The Magic of Bioavailability: Why Cold-Processed Botanicals Only Matter If Your Skin Can Use Them
In modern botanical skincare, it's easy to get distracted by ingredient lists: rare flower extracts, wild crafted hydrosols, plant stem cells.
But there is a more essential question beneath the poetry of the plant:
How much of this is available to the skin — at the right time, and in the right form?
That's bioavailability. And in high-performance skincare, it refers to something quite practical: how effectively a formula delivers skin-compatible compounds to the upper layers of the stratum corneum - improving resilience, comfort, and radiance in ways you can see and feel.
Here's a grounded look at bioavailability through three botanical formats we prioritize at TellurideGlow: cold-processed seed oils, targeted plant extracts, and fragrant hydrosols.
The science of bioavailability
Your skin's outermost layer, the stratum corneum, is a sophisticated barrier whose primary job is to protect you. Think of it structurally as a brick wall: corneocytes form the bricks, while an intercellular lipid matrix of ceramides, cholesterol, and fatty acids acts as the mortar holding everything together.
For a botanical ingredient to be truly bioavailable, it has to work with this architecture — through the right chemical fit, the right delivery vehicle, and the right application context. That's where ingredient craftsmanship either earns its reputation or doesn't.
Cold-processed botanical oils: why extraction temperature dictates performance
Botanical oils are primarily composed of triglycerides, but the real performance story lives in a much smaller fraction - the "unsaponifiable" compounds.
Tocopherols, phytosterols, carotenoids: these minor constituents are what drive the most significant sensory and conditioning benefits, and they are exquisitely sensitive to heat, light, and oxygen.
Cold-pressing with minimal heat preserves the structural integrity of these compounds. It's why you can feel the difference. A well-made cold-pressed oil has a superior settle on skin — a more complex lipid profile that integrates rather than sits on the surface.
For oils, bioavailability is about delivering skin-compatible lipids exactly where they support the health and resilience of the skin’s own barrier.
Botanical extracts: specificity over presence
Extracts allow us to capture plant molecules that don't naturally travel in oil and to deliver them at a controlled concentration. The method matters enormously here. An aqueous glycerin extraction pulls very different constituents than a sophisticated CO₂ process, which can preserve aromatic and lipid-soluble fractions without the degradation that heat introduces.

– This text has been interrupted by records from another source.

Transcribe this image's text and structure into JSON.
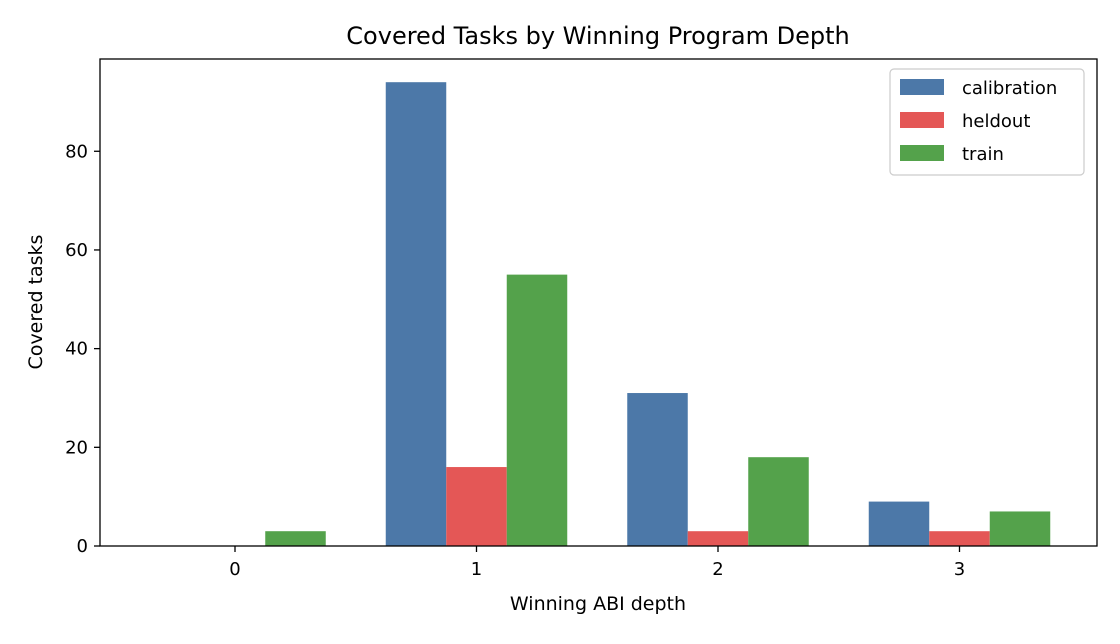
{
  "chart_data": {
    "type": "bar",
    "title": "Covered Tasks by Winning Program Depth",
    "xlabel": "Winning ABI depth",
    "ylabel": "Covered tasks",
    "categories": [
      "0",
      "1",
      "2",
      "3"
    ],
    "ylim": [
      0,
      98.7
    ],
    "yticks": [
      0,
      20,
      40,
      60,
      80
    ],
    "grid": false,
    "legend_position": "top-right",
    "series": [
      {
        "name": "calibration",
        "color": "#4c78a8",
        "values": [
          0,
          94,
          31,
          9
        ]
      },
      {
        "name": "heldout",
        "color": "#e45756",
        "values": [
          0,
          16,
          3,
          3
        ]
      },
      {
        "name": "train",
        "color": "#54a24b",
        "values": [
          3,
          55,
          18,
          7
        ]
      }
    ]
  }
}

The goal with any extract isn't plant presence on a label. It's targeted delivery - key compounds that remain stable, compatible with the formula base, and effective the moment they touch your skin.
Hydrosols: the underrated structural layer
Hydrosols are the aromatic waters produced during steam distillation - and they are routinely underestimated. They are not diluted essential oils. They are an entirely distinct botanical format, with their own trace compounds, their own feel, and a specific job that no other step does as well.
That job is context. A lightly damp surface improves how subsequent products spread, reduces uneven distribution, and creates the aqueous environment where humectants and lipids can excel. The hydrosol doesn't need to be the most dramatic step in a routine to be one of the most important ones. Its power is structural, and when it's removed, everything that follows it notices.
The delivery system
Even the most exceptional botanicals will underperform if the sequence doesn't match skin physiology. The order that holds across most skin types is simple: Water → Bind → Seal.
A damp surface or hydrosol comes first. A humectant-rich essence follows to bind that water in the upper layers. A lipid-rich serum or oil finishes by locking in hydration and slowing evaporation.
Each step depends on the one before it. When the sequence is right, the whole routine performs above what any single product could do alone.
One detail worth noting: apply your next layer while skin is still slightly damp. Once skin reaches complete dryness between steps, that window for optimal integration has passed. If it happens, simply mist again and continue.
Preserving bioavailability at home
The craft that goes into a cold-processed botanical formula deserves to be protected all the way to your skin. Treat these products with respect: stored cool and dark, away from steaming showers and sunny windowsills. Dark glass packaging limits light degradation on our end, consistent storage habits complete the chain on yours.
The bottom line
Bioavailability is the bridge between beautiful ingredients and the results you can actually see and feel. Botanical craftsmanship matters most when the formula protects delicate compounds, storage preserves freshness, and layering works with the skin's own architecture.